Офицеров в собрании — битком. Кто курит, кто рассказывает похабный анекдот, а подполковник Прилуцкий, командир полка, с прапорщиком Пенчо и еще несколькими склонились над круглым столиком. На столике — на круглой желтой папке — скачки. Картонные жокеи перескакивают на картонных конях с линии на линию к финишу. Кинет офицер кости — сколько очков? — и хватает жокея своего за шею, двигает ближе к финишу. Азарт.

Пенчо поднял голову:

— А, пришел? Иди — пришивайся…

Строитель осторожно подходит к столу, глядит будто в сторону, а рука уже зацепила бутылку.

Стакан. Еще стакан. И строитель распрямляет плечи и даже крутит желтые усы. И если бы он сейчас завидел вестового, сказал бы ему обязательно «ты» и, не боясь, выругал бы его даже по-матерному.

Так всегда: когда винная влага подкрепит тело и душу, строитель даже и на офицеров поглядывает гордо. А к ночи, похаживая, говорит:

— А мне чего-то хочется. А мне чего-то хочется.

И, выкидывая важно ноги, выстукивает каблуками высоких и гладких сапог к выходу.

— Адье, господа офицеры!

И знает он: господам офицерам того же хочется, что и ему. А вот не свободны господа офицеры: без приказа из Вышек не уйдут. А он, не офицер, строитель жалкий, — всех офицеров выше. Захотелось ему — на коня и — фьють!

— Адье, господа офицеры!

И уж ловчее вскакивает он в седло и вскачь несется по полю в лес. Льдинки бьются под быстрыми копытами, Дышит лес холодным ветром, солдаты шарахаются и отдают честь.

Хорошо пьяному человеку проскакать на свободе сквозь холод и тьму к теплу, к…

— А мне чего-то хочется, — присвистывает строитель и шпорит кобылу. — А мне чего-то хочется.

И сосны белыми лапами укрывают его фигуру.

А господам офицерам — сидеть в офицерском собрании и пить. И как уедет строитель, так будто безнадежнее смыкается круг: утром и днем — ученье, вечером — вино и азарт.

Прапорщик Пенчо боится пить. Как выпьет, так заснет. И после того трое суток голова ноет и мучает тошнота. Прапорщик Пенчо и без вина пьян. И без вина не может усидеть на месте: вечно вертится, черный, увертливый, маленький, — и швыряет словами, не договаривая.

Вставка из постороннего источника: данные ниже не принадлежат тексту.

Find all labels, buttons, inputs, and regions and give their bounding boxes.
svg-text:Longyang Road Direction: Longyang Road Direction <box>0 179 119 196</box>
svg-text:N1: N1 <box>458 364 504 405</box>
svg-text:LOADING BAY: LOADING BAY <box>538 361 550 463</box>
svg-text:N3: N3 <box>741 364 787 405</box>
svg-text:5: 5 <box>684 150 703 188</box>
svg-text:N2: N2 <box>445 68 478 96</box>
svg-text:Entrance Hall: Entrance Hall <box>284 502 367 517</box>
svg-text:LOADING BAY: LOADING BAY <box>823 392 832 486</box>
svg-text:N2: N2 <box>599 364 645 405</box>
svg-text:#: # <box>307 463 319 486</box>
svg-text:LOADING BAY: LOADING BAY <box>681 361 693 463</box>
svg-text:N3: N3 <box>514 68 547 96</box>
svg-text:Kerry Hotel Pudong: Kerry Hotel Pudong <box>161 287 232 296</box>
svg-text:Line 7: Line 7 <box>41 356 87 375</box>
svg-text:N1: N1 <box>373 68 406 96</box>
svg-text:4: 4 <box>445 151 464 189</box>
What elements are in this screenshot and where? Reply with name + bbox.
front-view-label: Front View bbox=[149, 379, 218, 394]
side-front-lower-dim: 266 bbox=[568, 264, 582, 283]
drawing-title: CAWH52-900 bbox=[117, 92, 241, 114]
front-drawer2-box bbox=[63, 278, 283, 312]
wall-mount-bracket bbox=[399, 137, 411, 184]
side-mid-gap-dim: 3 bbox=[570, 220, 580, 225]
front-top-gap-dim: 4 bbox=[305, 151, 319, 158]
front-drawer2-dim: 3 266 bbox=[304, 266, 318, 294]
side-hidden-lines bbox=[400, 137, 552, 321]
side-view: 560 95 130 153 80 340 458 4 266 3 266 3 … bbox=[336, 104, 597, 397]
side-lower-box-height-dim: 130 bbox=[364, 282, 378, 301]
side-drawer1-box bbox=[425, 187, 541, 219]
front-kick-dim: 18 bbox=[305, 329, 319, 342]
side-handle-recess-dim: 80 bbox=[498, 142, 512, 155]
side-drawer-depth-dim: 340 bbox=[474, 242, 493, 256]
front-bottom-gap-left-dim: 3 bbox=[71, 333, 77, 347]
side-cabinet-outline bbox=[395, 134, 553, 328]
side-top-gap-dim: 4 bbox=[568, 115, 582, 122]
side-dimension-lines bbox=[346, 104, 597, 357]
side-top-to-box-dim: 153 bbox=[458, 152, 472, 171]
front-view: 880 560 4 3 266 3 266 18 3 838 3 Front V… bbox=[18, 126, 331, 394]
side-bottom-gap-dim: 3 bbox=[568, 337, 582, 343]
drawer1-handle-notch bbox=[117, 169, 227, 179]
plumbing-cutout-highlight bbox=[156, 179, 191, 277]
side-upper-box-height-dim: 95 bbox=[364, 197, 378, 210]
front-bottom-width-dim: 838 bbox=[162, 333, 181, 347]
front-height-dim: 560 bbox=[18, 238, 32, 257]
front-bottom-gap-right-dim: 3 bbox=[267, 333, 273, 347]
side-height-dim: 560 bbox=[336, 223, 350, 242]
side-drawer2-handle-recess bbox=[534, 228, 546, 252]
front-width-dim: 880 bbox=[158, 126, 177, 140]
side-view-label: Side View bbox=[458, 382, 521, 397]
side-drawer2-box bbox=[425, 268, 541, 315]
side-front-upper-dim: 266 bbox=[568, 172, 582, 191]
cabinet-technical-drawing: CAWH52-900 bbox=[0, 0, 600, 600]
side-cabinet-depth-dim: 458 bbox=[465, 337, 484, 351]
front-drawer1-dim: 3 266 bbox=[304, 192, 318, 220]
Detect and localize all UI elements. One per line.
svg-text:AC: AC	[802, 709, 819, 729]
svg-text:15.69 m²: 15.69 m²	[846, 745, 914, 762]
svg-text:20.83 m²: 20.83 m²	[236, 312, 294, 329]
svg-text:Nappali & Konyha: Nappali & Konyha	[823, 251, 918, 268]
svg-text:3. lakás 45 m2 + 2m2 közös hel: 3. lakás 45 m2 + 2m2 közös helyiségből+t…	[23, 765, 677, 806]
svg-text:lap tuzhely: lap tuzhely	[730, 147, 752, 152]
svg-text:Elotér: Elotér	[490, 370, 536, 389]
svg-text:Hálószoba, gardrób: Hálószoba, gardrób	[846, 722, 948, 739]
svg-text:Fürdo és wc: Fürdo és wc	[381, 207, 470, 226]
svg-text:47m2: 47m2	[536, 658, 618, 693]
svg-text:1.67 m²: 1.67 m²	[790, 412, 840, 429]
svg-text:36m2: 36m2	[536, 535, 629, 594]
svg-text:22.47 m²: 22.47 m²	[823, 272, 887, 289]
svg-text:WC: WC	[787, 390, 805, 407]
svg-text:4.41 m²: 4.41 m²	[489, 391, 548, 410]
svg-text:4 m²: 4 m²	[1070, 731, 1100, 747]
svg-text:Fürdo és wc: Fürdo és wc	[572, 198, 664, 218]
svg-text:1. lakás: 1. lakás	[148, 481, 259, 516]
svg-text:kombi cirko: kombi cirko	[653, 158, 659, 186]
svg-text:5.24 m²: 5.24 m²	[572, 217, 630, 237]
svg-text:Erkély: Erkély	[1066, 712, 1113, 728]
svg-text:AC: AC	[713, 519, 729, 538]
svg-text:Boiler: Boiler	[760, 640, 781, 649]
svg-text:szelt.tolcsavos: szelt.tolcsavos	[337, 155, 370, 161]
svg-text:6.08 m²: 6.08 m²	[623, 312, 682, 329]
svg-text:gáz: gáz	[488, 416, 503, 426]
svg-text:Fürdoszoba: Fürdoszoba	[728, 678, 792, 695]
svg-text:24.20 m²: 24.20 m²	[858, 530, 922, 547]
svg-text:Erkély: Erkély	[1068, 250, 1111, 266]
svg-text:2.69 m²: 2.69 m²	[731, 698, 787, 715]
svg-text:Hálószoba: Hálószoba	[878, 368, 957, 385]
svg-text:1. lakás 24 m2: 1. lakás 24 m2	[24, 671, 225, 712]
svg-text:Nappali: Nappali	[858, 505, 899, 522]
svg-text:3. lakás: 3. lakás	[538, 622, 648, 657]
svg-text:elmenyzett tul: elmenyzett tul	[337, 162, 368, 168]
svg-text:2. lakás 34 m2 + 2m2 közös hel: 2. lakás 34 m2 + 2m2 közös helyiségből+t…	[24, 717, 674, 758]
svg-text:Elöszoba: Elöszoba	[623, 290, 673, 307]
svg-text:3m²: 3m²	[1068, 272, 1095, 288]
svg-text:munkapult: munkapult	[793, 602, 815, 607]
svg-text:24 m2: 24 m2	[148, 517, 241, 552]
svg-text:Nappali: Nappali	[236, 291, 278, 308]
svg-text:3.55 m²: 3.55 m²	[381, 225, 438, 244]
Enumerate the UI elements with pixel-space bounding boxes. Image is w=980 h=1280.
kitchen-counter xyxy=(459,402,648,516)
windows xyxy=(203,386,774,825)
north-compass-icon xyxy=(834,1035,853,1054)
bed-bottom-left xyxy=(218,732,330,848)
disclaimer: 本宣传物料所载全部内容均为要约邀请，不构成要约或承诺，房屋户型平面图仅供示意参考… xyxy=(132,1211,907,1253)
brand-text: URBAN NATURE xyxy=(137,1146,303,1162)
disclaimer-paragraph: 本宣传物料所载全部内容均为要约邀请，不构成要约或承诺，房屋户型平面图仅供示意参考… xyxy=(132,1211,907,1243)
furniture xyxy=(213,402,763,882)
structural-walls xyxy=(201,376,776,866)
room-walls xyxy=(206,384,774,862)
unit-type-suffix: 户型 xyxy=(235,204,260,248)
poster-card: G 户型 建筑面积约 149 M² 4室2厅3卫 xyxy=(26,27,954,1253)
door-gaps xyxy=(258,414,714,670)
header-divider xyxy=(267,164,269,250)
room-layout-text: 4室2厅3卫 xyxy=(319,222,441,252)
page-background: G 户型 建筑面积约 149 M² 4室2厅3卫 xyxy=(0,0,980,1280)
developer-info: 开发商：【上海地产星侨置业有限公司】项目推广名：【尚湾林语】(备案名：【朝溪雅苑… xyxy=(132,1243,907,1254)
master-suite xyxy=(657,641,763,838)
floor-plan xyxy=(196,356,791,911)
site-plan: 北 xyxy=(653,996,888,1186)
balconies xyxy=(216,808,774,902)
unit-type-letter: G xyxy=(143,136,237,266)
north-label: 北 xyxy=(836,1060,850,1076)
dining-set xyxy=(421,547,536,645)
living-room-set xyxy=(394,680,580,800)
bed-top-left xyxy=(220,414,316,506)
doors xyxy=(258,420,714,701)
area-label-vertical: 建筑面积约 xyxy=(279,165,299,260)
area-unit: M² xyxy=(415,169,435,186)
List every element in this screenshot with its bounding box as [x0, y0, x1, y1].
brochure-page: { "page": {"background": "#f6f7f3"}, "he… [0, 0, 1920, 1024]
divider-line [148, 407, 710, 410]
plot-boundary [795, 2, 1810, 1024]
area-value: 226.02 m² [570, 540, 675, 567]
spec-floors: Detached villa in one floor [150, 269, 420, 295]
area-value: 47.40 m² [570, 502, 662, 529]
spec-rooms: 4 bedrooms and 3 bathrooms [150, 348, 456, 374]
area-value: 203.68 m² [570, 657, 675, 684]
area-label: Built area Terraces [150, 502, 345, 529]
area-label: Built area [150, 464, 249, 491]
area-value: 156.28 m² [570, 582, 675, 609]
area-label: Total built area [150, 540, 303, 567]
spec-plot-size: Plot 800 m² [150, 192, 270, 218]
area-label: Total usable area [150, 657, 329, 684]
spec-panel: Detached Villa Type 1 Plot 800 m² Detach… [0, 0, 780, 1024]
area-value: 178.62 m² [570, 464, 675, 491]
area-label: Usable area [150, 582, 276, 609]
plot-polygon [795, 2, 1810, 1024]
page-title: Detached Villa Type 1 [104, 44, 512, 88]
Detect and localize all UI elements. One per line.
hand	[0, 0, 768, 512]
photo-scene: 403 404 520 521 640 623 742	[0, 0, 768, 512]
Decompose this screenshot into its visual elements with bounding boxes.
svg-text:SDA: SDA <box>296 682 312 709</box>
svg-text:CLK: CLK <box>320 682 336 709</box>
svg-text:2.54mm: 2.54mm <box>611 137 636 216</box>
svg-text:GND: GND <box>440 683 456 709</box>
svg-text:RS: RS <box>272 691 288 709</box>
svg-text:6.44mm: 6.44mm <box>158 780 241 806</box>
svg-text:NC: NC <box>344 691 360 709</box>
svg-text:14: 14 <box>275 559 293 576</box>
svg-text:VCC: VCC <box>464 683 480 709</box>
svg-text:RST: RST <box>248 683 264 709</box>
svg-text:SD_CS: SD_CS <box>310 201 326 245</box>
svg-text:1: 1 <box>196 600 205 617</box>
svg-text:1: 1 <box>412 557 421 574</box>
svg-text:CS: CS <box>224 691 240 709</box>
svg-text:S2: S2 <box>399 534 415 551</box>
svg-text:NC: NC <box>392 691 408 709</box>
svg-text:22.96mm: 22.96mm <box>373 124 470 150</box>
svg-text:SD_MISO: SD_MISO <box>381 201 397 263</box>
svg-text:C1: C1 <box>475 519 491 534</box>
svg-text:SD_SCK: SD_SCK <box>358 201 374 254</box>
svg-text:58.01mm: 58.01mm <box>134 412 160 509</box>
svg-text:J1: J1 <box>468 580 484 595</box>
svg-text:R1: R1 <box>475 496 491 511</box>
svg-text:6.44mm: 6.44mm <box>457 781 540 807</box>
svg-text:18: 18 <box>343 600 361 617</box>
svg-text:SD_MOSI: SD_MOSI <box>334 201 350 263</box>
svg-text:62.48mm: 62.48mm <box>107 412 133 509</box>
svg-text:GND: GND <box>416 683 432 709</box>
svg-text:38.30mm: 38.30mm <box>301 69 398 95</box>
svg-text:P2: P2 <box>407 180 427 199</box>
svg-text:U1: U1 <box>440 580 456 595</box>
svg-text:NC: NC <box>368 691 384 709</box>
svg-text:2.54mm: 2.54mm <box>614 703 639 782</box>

— Пришивальщик, черт его… — сказал прапорщик Пенчо, когда уехал строитель, и лег на скамью, лицом в застланный дымом потолок; и сквозь дым, сквозь пьяный шум глядел в Польшу, в то лето, с которого все пошло: днем — пески, ночью — звезды. И ночью темная громада людей, коней, орудий и обозов медленно, как огромная черепаха, движется на восток. А на востоке, на западе, на севере, на юге — везде, куда ни оборотить засыпающий взор, полыхает пламя, жадно облизывая черное небо. И все — пески, звезды и движущаяся сквозь тьму громада, — все заколдовано в огненный круг зажженных врагом деревень. И вырывается темная громада из круга.

Давно разомкнут круг, давно вырвался полк, — а вот осело навеки в памяти, и мучает, и толкает. Куда — неизвестно.

— Скоро в наступление пойдем, — успокаивает подполковник Прилуцкий.

А у самого — рожа красная, шея — жирная, и не цигарка — толстейшая цигарища торчит из черного рогового мундштука.

— Дело ясное. Россия не может никак погибнуть. Россия, братец ты мой, весь мир победит. Как же иначе?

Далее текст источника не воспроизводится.